If you do decide to go down this route, I would recommend something like this:
a = 1e-4 %# Define level of precision
y1Round = round((1/a) * y1); %# Round to appropriate precision, and leave y1 in integer form
Index = find(y1Round == SomeValue); %# Perform the find operation
Note that I use the find command with y1Round in integer form. This is because integers are stored exactly when using floating point double, so you won't need to worry about floating point precision.
An alternative approach to this problem would be to use find with some tolerance for error, for example:
Index = find(abs(y1 - SomeValue) < Tolerance);
Which path you choose is up to you. However, before adopting either of these approaches, I would have a good hard look at your application and see if it can be reformulated in some way such that you don't need to search for specific "real" numbers from among a set of "reals". That would be the most ideal outcome.

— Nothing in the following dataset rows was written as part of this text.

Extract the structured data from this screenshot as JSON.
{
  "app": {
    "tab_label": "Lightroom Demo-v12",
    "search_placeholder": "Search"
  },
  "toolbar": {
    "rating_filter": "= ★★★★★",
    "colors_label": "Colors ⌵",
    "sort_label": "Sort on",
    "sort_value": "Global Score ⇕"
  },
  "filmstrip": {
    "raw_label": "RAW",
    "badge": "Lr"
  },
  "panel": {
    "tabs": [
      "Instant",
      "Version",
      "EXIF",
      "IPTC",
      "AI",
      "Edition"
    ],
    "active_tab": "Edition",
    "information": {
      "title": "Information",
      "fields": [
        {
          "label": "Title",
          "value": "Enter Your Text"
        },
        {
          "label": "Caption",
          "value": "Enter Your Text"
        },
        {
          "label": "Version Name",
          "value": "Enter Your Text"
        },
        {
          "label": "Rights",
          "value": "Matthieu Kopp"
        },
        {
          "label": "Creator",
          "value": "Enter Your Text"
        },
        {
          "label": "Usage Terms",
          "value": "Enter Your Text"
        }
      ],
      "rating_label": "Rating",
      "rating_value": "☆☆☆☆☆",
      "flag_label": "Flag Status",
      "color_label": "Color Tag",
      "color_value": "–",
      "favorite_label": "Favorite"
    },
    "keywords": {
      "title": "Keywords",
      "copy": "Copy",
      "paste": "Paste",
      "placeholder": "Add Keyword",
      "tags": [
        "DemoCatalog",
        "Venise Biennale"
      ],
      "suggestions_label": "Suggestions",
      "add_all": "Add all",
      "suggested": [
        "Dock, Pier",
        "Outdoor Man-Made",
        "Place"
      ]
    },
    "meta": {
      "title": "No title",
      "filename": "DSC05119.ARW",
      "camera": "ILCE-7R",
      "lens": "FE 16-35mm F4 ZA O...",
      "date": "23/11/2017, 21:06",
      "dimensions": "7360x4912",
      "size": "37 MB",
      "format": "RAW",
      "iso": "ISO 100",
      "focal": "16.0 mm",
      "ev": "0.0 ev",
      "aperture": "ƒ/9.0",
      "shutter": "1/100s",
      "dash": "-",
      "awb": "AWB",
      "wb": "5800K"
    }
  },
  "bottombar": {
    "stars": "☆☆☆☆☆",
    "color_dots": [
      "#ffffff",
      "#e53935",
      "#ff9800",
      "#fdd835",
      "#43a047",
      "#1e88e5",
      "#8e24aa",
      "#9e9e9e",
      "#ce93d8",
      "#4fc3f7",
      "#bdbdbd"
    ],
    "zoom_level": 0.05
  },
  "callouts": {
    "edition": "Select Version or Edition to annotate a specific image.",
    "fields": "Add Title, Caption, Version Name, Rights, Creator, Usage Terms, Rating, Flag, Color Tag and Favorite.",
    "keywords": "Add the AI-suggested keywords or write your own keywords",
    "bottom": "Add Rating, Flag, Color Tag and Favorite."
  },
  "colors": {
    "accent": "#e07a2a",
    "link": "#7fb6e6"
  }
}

EDIT: The code advocated in the other two answers to this question is neater than my second approach - so I've altered it accordingly.
Testing for equality with floating-point numbers is almost always a bad idea. What you probably want to do is test to see which numbers are close enough to the target value:
peaks = find( abs( y - .8236 ) < .0001 );
The problem is indeed with the precision. The array that you see displayed is not the actual array, as the actual array has more digits for each of the numbers. Changing the format just changes the way in which the array is displayed, so it doesn't solve the problem.
You have two options, either modify the array or modify what you are looking for. It is probably better to modify what you are looking for, since then you are not changing the actual values.
So instead of looking for equality, you can look for proximity (so the difference between the number you are searching for and the number in the array is at most some small epsilon):
peaks = find( abs(y1-0.8236) < epsilon )
In general, when you are dealing with floats, always try to avoid exact comparisons and use some error thresholds, since the representation of these numbers is limited so they are often stored with small inaccuracies.